Written by: Tomohiro Koizumi, Representative Director, tentus inc.

At tentus, we don't place much emphasis on experience when hiring.
Because of that, developing a method for training inexperienced members into directors was a very important challenge for us.
Right off the bat this strays from today's title of "training system," but — what do you think is the most important thing for a director?
Documentation skills? Progress-management skills? An understanding of systems?
I think these are skills you can always reach a certain level in by building up experience through projects, so while they're necessary for a director, I don't consider them the most important.
What I think a director needs most is imagination.
Imagining the user's psychology. Imagining the client's position. Imagining the reputation of the client's company.
Without the right input, imagination is no different from delusion. You draw on all sorts of information input, imagine all sorts of scenarios, and then consider the appropriate means for each. This doesn't grow just from sitting at a desk. Engaging with people, treating all kinds of information as your own concern, taking it in, thinking about it, and making it part of you — that becomes the starting point for imagination.
So I believe that anyone who can genuinely be considerate of others and has a joyfulness that isn't self-centered can become an excellent director.
We manage the training system that grows such wonderful people into directors with a project management tool like this — Backlog.

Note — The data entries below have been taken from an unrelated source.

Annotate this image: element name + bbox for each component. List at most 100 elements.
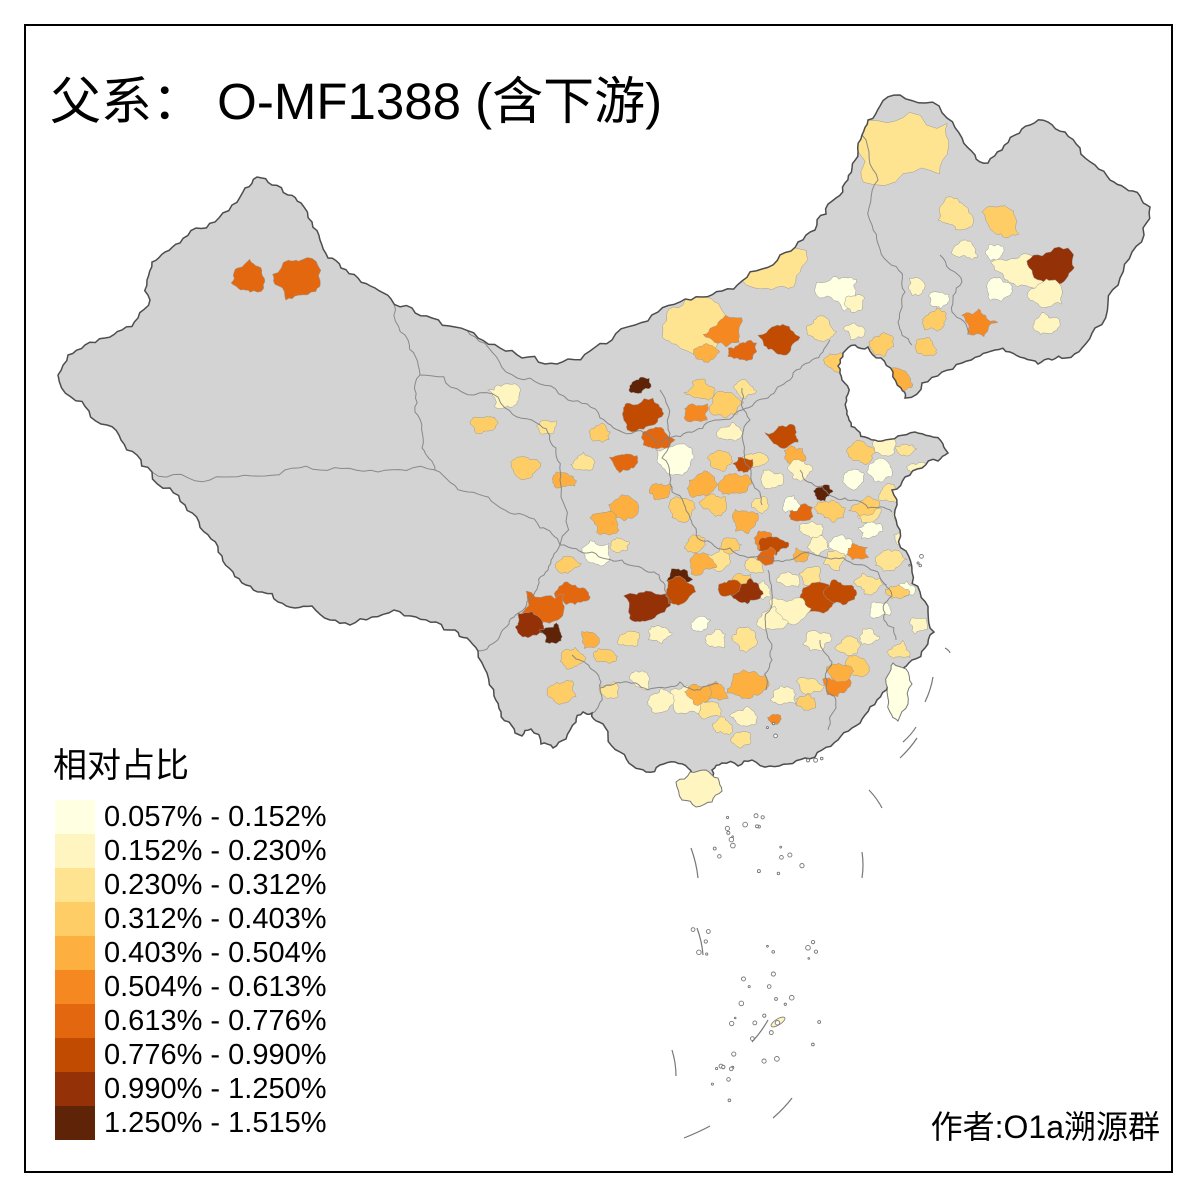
sea-boundary-segment [868,789,883,809]
islet-mark [721,1064,726,1070]
province-border [659,389,701,541]
map-region [795,677,825,695]
islet-mark [806,758,811,763]
islet-mark [918,563,922,568]
islet-mark [738,1000,745,1007]
map-region [751,496,770,515]
map-region [712,716,734,736]
map-region [900,521,924,541]
islet-mark [753,813,759,819]
legend-row: 0.403% - 0.504% [55,936,326,970]
map-region [886,639,911,659]
map-region [682,378,716,401]
hainan-island [675,769,723,808]
sea-boundary-segment [690,847,699,879]
map-region [726,669,770,700]
islet-mark [770,971,776,977]
islet-mark [717,854,722,859]
map-region [608,453,639,474]
legend-row: 0.990% - 1.250% [55,1072,326,1106]
map-region [894,443,918,457]
province-border [819,640,837,731]
islet-mark [710,1082,714,1086]
islet-mark [772,721,776,726]
map-region [704,628,726,649]
map-region [727,339,758,362]
sea-boundary-segment [902,726,917,743]
map-region [554,555,582,574]
province-border [390,298,436,471]
map-region [649,483,672,501]
legend-label: 0.230% - 0.312% [104,868,327,901]
province-border [799,469,893,513]
islet-mark [760,815,765,820]
map-region [689,552,718,576]
map-region [641,426,676,450]
islet-mark [729,1020,735,1027]
legend-label: 0.776% - 0.990% [104,1038,327,1071]
islet-mark [766,944,769,948]
map-region [1027,278,1063,309]
islet-mark [741,976,746,982]
islet-mark [783,1002,787,1006]
islet-mark [765,726,769,730]
map-region [732,457,754,474]
map-region [535,419,557,435]
legend-swatch [55,1004,95,1038]
map-region [647,688,675,714]
map-region [514,611,548,639]
legend-row: 0.057% - 0.152% [55,800,326,834]
map-region [905,487,925,504]
map-region [733,379,758,400]
islet-mark [805,944,811,951]
islet-mark [774,1020,781,1026]
legend-label: 1.250% - 1.515% [104,1106,327,1139]
map-region [951,239,978,260]
map-region [843,294,866,313]
legend-rows: 0.057% - 0.152% 0.152% - 0.230% 0.230% - 0… [55,800,326,1140]
islet-mark [730,842,736,849]
islet-mark [766,984,772,989]
province-border [599,681,719,691]
islet-mark [731,1051,737,1057]
map-region [843,322,866,341]
map-region [757,323,801,356]
map-region [822,579,857,606]
legend-swatch [55,970,95,1004]
legend-swatch [55,868,95,902]
legend: 相对占比 0.057% - 0.152% 0.152% - 0.230% 0.230… [53,746,326,1140]
islet-mark [712,846,717,851]
islet-mark [788,994,795,1001]
title-haplogroup: O-MF1388 (含下游) [203,73,663,130]
legend-swatch [55,800,95,834]
map-region [847,495,881,519]
sea-boundary-segment [751,1019,769,1043]
map-region [729,706,758,727]
legend-row: 1.250% - 1.515% [55,1106,326,1140]
map-region [744,557,764,574]
islet-mark [762,1013,767,1018]
province-border [861,134,913,346]
islet-mark [813,757,818,763]
legend-swatch [55,936,95,970]
map-region [859,628,881,645]
map-region [766,713,782,725]
map-region [589,423,611,443]
islet-mark [727,1098,732,1103]
province-border [434,469,561,546]
map-region [683,534,707,553]
sea-boundary-segment [671,1049,677,1077]
sea-boundary-segment [899,737,918,759]
map-region [647,625,673,644]
map-region [853,572,887,596]
islet-mark [715,1066,719,1071]
islet-mark [733,1016,737,1020]
national-border [57,94,1151,798]
islet-mark [916,561,920,565]
islet-mark [690,927,696,932]
islet-mark [726,815,730,819]
legend-row: 0.504% - 0.613% [55,970,326,1004]
legend-row: 0.230% - 0.312% [55,868,326,902]
map-region [928,291,950,310]
map-region [730,731,752,749]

New members study based on this, but the important things here are:
- The one who teaches is a senior member
- The new member who was taught maintains each item themselves
These two points.
Using this tool, the senior who most recently received the training becomes the teacher, and the new member — the student — takes charge of organizing the information.
It's a kind of apprenticeship system, if you will: by becoming teachers, seniors gain fresh insights, and by having new members handle the upkeep of the information, it becomes possible to review what was taught and to check the person's own level of understanding.
Honestly, none of the individual content is anything special. It's all stuff you can find plenty of with a quick Google search.

The most important thing about this training system is having a shared place where knowledge can accumulate.
With this shared place, everyone can standardize the terminology they use, refer to documents, and find the person who can answer questions in detail.
There's still a lot that needs organizing, but I'd like to keep this training system going from here on.